I have a linq query that takes a couple of seconds(~2.6s) to run. But i want to reduce that to as little as possible.


I only require reading so I've included the .AsNoTracking() behavior.


I have also tested the query without include statements, but my operations after the get request slowed it down further so i left the includes to optimize my other operations.



var obj = _context.MyContextModel.AsNoTracking()
            .Where(x => x.CategoryList.Model.Id == 1)
            .Where(x => x.CategoryList.Model.TypeId == 1)
            .Where(x => x.Year.Select(y=>y.Datetime).Any(item => item.Year == 2010))
            .Include(x => x.LinkedMarket).AsNoTracking()
            .Include(x => x.Year).AsNoTracking()
            .Include(x => x.CategoryList).AsNoTracking()
            .Include(x => x.CategoryList.Model).AsNoTracking();

return obj.AsParallel().ToList();

This operation usually returns about 1000-2000 MyContextModel records, not including the "includes"


How can i optimize this further?Should i load objects to a container class? or another solution?

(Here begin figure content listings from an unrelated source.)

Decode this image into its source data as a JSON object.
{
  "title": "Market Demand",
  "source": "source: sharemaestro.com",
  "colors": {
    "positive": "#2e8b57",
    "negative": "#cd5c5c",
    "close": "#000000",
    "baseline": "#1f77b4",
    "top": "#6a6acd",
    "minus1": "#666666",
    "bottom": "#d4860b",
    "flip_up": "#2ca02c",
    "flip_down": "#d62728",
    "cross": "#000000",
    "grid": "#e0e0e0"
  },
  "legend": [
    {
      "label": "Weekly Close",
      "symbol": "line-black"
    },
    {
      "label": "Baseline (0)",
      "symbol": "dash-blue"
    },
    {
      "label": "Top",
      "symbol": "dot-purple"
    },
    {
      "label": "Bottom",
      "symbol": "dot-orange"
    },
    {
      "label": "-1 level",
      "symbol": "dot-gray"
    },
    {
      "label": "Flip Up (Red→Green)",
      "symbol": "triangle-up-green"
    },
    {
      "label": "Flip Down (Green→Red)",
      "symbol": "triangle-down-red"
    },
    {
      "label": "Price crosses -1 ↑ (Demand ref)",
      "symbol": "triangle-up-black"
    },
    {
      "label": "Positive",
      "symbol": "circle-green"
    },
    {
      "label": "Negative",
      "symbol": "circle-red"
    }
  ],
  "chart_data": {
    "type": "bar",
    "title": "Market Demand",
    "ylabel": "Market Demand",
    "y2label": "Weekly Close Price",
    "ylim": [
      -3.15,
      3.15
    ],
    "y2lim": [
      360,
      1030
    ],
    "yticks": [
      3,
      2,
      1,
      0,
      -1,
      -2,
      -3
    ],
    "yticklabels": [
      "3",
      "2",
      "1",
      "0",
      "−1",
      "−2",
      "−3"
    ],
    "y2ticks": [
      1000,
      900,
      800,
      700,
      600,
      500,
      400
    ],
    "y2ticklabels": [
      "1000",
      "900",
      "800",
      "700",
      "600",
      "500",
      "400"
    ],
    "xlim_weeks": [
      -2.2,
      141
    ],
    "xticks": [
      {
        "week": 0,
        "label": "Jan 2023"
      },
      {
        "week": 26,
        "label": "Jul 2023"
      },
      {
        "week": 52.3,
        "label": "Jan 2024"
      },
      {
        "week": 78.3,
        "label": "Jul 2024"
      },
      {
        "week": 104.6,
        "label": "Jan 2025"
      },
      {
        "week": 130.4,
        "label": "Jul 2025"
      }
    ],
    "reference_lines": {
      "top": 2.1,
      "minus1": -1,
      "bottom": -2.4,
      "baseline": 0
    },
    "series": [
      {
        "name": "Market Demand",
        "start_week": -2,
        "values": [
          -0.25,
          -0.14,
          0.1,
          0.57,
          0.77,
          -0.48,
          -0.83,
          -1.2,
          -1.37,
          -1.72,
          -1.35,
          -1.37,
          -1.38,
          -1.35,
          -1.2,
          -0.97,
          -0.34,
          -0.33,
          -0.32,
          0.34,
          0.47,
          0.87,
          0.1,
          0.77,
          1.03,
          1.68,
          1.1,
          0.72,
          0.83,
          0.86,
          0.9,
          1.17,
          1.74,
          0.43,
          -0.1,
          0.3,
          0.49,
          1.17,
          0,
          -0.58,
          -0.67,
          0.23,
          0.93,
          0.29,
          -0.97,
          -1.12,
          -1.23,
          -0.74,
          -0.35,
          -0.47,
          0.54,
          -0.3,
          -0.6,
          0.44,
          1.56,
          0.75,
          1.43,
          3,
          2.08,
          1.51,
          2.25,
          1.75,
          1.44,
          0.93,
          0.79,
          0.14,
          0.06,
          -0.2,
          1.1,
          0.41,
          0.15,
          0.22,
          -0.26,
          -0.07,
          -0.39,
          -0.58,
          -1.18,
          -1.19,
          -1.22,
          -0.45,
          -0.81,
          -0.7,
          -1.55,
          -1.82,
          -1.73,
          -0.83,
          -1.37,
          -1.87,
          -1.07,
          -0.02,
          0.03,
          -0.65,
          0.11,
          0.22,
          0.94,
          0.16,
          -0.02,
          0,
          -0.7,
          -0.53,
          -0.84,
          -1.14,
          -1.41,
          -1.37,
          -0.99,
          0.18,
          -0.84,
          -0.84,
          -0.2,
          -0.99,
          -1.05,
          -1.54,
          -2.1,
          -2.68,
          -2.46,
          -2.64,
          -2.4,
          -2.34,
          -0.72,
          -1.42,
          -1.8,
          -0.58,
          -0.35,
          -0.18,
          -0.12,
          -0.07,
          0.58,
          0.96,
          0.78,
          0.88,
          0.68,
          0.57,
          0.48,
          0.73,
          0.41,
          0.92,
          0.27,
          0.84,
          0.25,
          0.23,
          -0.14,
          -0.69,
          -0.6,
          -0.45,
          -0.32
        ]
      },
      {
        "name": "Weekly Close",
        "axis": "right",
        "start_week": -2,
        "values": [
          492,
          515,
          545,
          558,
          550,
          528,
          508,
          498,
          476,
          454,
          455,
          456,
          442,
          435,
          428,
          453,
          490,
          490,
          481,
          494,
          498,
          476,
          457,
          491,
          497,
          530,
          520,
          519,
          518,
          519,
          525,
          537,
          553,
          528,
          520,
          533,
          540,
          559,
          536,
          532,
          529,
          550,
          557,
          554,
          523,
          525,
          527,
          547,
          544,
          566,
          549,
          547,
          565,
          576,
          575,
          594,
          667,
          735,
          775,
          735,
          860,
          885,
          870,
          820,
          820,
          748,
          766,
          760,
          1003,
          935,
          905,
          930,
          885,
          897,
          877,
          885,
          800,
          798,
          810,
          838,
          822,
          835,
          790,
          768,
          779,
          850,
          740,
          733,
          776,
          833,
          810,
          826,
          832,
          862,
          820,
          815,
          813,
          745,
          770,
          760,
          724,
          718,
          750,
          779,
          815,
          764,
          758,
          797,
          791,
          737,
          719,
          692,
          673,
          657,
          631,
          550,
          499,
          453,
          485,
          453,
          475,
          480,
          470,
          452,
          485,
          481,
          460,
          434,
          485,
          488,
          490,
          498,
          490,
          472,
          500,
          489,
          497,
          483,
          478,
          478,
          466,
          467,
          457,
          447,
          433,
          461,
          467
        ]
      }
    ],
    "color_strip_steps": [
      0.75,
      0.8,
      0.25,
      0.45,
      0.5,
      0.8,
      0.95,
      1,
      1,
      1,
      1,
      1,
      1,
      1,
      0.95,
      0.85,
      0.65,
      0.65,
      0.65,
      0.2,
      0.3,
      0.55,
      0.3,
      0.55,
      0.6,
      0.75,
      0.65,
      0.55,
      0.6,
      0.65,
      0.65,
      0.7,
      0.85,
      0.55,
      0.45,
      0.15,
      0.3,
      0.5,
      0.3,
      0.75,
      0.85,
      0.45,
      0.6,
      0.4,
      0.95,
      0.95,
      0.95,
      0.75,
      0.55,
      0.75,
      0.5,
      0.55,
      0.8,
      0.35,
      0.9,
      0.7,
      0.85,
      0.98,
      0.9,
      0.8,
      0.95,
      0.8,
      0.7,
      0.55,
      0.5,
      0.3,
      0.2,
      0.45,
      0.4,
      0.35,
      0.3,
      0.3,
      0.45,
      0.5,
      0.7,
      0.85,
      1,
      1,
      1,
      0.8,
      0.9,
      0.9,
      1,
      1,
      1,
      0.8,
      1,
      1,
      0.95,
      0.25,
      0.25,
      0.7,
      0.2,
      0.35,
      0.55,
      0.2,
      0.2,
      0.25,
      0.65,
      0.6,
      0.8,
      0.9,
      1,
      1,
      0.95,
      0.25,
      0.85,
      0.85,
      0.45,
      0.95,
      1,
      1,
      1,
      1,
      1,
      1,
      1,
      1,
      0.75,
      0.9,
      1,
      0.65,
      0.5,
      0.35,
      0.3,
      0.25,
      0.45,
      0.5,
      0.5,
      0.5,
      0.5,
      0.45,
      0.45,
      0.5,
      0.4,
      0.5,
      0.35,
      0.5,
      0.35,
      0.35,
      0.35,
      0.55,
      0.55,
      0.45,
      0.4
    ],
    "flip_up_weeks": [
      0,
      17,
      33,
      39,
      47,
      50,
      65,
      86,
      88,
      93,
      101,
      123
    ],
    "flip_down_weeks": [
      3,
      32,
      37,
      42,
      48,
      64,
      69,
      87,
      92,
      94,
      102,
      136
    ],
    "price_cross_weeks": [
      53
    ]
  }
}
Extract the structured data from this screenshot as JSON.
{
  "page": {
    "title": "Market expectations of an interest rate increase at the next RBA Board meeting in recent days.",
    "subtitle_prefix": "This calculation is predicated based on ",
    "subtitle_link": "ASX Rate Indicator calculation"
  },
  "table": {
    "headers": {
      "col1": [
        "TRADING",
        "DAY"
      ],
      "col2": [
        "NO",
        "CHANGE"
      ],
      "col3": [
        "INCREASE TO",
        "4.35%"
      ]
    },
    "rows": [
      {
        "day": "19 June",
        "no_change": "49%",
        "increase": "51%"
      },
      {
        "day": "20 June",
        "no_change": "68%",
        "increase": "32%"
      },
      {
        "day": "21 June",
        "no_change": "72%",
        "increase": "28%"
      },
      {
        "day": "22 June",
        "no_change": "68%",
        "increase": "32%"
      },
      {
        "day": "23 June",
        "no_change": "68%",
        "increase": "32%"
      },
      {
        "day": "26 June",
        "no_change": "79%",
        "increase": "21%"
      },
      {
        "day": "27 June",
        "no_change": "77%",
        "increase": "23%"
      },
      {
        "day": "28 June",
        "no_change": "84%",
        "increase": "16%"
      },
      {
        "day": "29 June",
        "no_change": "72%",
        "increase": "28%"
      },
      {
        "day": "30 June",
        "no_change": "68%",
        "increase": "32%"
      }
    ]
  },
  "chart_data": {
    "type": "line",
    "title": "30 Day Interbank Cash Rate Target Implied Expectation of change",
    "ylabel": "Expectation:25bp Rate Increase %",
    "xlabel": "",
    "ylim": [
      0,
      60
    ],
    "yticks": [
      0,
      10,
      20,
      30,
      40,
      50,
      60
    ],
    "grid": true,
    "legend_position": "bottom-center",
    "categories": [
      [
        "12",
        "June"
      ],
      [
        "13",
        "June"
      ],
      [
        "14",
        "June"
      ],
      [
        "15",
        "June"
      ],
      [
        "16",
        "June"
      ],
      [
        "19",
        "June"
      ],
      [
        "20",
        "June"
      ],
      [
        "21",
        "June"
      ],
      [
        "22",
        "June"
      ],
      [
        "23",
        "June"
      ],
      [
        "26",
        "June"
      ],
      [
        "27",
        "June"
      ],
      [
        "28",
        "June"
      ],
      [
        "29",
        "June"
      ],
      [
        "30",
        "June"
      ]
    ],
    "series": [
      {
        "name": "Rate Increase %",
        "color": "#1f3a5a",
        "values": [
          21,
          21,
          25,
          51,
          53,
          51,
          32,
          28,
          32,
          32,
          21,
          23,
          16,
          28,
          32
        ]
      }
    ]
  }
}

_context.Configuration.ProxyCreationEnabled = false;
_context.Configuration.LazyLoadingEnabled = false;
var obj = _context.MyContextModel.AsNoTracking()
                .Where(x => x.CategoryList.Model.Id == 1)
                .Where(x => x.CategoryList.Model.TypeId == 1)
                .Where(x => x.LinkedMarket.FirstOrDefault(mar=>mar.MarketID == marketId) != null)
                .Include(x => x.Year).AsNoTracking()
                .Include(x => x.CategoryList).AsNoTracking()
                .Include(x => x.CategoryList.Model).AsNoTracking();

return obj.AsParallel().ToList();


Basically i've removed where clause which filter the year(I do that later, therefor the include of the year)I've added a Where clause that specify market from the getgo.


I've removed the Include which contained market.


One big performance thief was the Linked market(i don't know exactly why, something EF didn't like.)


This reduced the query to about a average on 0,4 seconds.And the whole operation set from 4+ seconds to a stunning 0,7 seconds.



Each include you do will end up with a join being executed in the db.Suppose your left table is very big 1024 bytes in record size and that you have many details, say 1000 and and that the detail record size is only 100.This will result in the information for the left table to be repeated 1000 times, this information is going to be put on the wire by the db and EF has to filter out the duplicated to create your left instance.


It can be better to not use include and do an explicit load. Basically executing 2 queries on the same context.

I have an example using this principle below. It can be up to 10 times faster than relying on include. (A db can handle only a limitited number of joins efficiently btw)

var adressen = adresRepository
                .Query(r => r.RelatieId == relatieId)
                .Include(i => i.AdresType)

var adresids = (from a in adressen select a.AdresId).ToList();
            IRepositoryAsync<Comm> commRepository = unitOfWork.RepositoryAsync<Comm>();

            var comms = commRepository
                .Query(c => adresids.Contains(c.AdresId))
                .Include(i => i.CommType)


For the commType and adresType I use include because there is a 1 to 1 relationship, I am avoiding too many joins and thus my multiple queries will be faster than a single one using include. I am not including the Comms in the first query to try and avoid the second query, the point is that 2 queries are faster in this case than a single one.


Bottom line is there is more to consider than just avoiding lazy load, there is also some consideration needed about which includes are needed and which are not. You might need that information, and an include is quick and easy, but an extra query in the same context can be faster.